Supernus also acquired the company’s Apomorphine Infusion Pump, which, if approved by the U.S. Food and Drug Administration (FDA), would allow for a continuous subcutaneous (under the skin) apomorphine infusion.

“This acquisition aligns extremely well with our strategy of expanding and enhancing our commercial and late-stage assets and is a significant step in strengthening our leadership position in CNS,” Jack Khattar, Supernus’ president and CEO, said in a press release.

It also “brings new research and development platforms to Supernus in biologics and medical devices. We look forward to building on the success that US WorldMeds had in establishing this portfolio of unique products.”

Apokyn is given by injection between doses of the levodopa to treat a loss of body movement control in patients with advanced Parkinson’s. It has the same effect as dopamine, a naturally occurring chemical messenger in the brain that is gradually lost in the disease.

Several years after starting levodopa — a gold standard in care — most patients begin experiencing motor symptom fluctuations caused by a faster wearing off of the treatment’s effects. These “off” episodes can happen at any time of the day, and most patients experience more than one episode daily. In a Michael J. Fox Foundation survey of 3,000 patients, more than 90 percent reported having at least one “off” episode daily, and nearly 65 percent experienced such episodes for at least two hours.

Apokyn does not prevent off episodes, but it does help to improve symptoms when an episode has begun.

Xadago is an oral once-daily add-on therapy developed to improve motor function in Parkinson’s patients experiencing off periods.
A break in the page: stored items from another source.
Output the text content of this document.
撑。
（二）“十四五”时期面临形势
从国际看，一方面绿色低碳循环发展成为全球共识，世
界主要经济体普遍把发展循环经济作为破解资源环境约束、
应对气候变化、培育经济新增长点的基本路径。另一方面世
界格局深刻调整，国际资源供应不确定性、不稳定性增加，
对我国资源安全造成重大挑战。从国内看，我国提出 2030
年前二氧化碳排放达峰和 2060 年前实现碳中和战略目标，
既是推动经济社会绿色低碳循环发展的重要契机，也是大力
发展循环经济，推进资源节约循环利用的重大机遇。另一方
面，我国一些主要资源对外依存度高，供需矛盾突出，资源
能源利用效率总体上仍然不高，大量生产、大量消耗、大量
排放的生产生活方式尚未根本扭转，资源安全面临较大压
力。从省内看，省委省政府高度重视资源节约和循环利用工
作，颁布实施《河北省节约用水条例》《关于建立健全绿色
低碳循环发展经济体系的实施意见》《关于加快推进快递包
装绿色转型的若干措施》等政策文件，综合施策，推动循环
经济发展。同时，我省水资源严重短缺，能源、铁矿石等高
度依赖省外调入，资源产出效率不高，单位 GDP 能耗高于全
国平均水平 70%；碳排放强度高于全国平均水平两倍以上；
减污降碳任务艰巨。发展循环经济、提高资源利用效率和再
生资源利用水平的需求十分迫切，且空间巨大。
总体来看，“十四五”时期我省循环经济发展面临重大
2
It works through the selective and reversible inhibition of the enzyme monoamine oxidase B, which increases functional dopamine levels. It also blocks voltage-dependent sodium channels, which regulate the release of abnormal glutamate, a neurotransmitter in the brain involved in nerve cell communication. The treatment is available in several countries, including the United States.
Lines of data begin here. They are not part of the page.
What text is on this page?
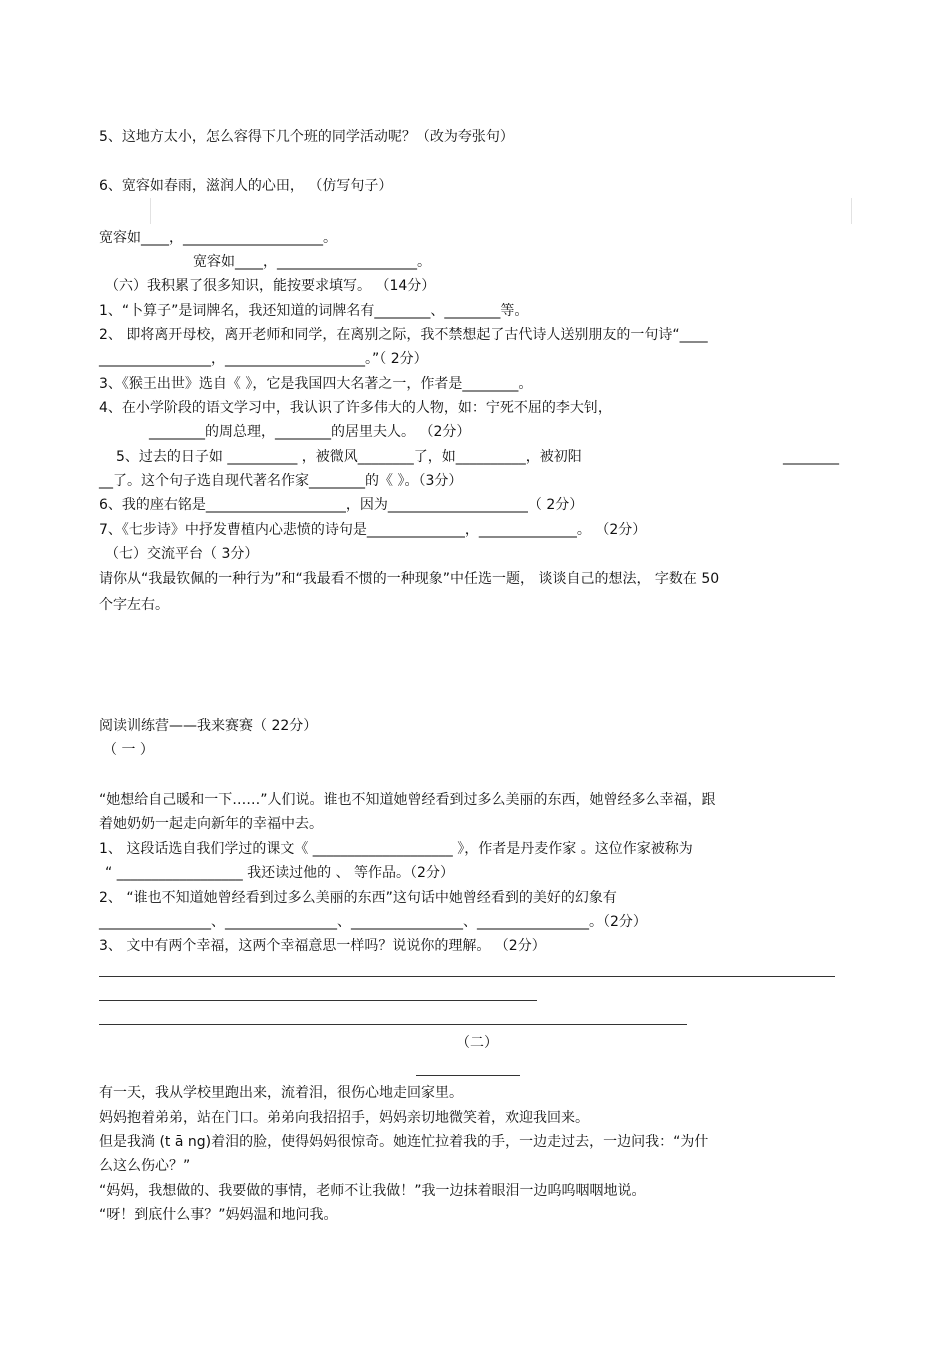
5、这地方太小，怎么容得下几个班的同学活动呢？（改为夸张句）
6、宽容如春雨，滋润人的心田， （仿写句子）
宽容如____，____________________。
宽容如____，____________________。
（六）我积累了很多知识，能按要求填写。 （14分）
1、“卜算子”是词牌名，我还知道的词牌名有________、________等。
2、 即将离开母校，离开老师和同学，在离别之际，我不禁想起了古代诗人送别朋友的一句诗“____
________________，____________________。”（ 2分）
3、《猴王出世》选自《 》，它是我国四大名著之一，作者是________。
4、在小学阶段的语文学习中，我认识了许多伟大的人物，如：宁死不屈的李大钊，
________的周总理，________的居里夫人。 （2分）
5、过去的日子如 __________ ，被微风________了，如__________，被初阳	________
__了。这个句子选自现代著名作家________的《 》。（3分）
6、我的座右铭是____________________，因为____________________（ 2分）
7、《七步诗》中抒发曹植内心悲愤的诗句是______________，______________。 （2分）
（七）交流平台（ 3分）
请你从“我最钦佩的一种行为”和“我最看不惯的一种现象”中任选一题， 谈谈自己的想法， 字数在 50
个字左右。
阅读训练营——我来赛赛（ 22分）
（ 一 ）
“她想给自己暖和一下……”人们说。谁也不知道她曾经看到过多么美丽的东西，她曾经多么幸福，跟
着她奶奶一起走向新年的幸福中去。
1、 这段话选自我们学过的课文《 ____________________ 》，作者是丹麦作家 。这位作家被称为
“ __________________ 我还读过他的 、 等作品。（2分）
2、 “谁也不知道她曾经看到过多么美丽的东西”这句话中她曾经看到的美好的幻象有
________________、________________、________________、________________。（2分）
3、 文中有两个幸福，这两个幸福意思一样吗？说说你的理解。 （2分）
（二）
有一天，我从学校里跑出来，流着泪，很伤心地走回家里。
妈妈抱着弟弟，站在门口。弟弟向我招招手，妈妈亲切地微笑着，欢迎我回来。
但是我淌 (t ā ng)着泪的脸，使得妈妈很惊奇。她连忙拉着我的手，一边走过去，一边问我：“为什
么这么伤心？”
“妈妈，我想做的、我要做的事情，老师不让我做！”我一边抹着眼泪一边呜呜咽咽地说。
“呀！到底什么事？”妈妈温和地问我。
If approved by the FDA, the Apomorphine Infusion Pump would offer Parkinson’s patients a less-invasive and more convenient way to administer Apokyn. The device would provide a continuous subcutaneous infusion of the medication.

Supernus is expected to submit an application to the FDA requesting approval this year, likely supported by findings in a Phase 3 trial of the pump’s use (NCT02339064) in patients. If approved, the product could launch in the second half of 2021.

“The core values of Supernus align very well with US WorldMeds,” said Paul Breckinridge Jones Sr., CEO of US WorldMeds. “We expect a seamless transition with even more patients benefiting from these products under Supernus’ stewardship. This transaction will allow US WorldMeds to focus on growing our other exciting business units.”

This CNS portfolio, which includes the cervical dystonia therapy Myobloc (rimabotulinumtoxinB), had net sales last year of about $150 million. Under the agreement, Supernus will also gain a sales team with expertise in serving movement disorder specialists in the U.S.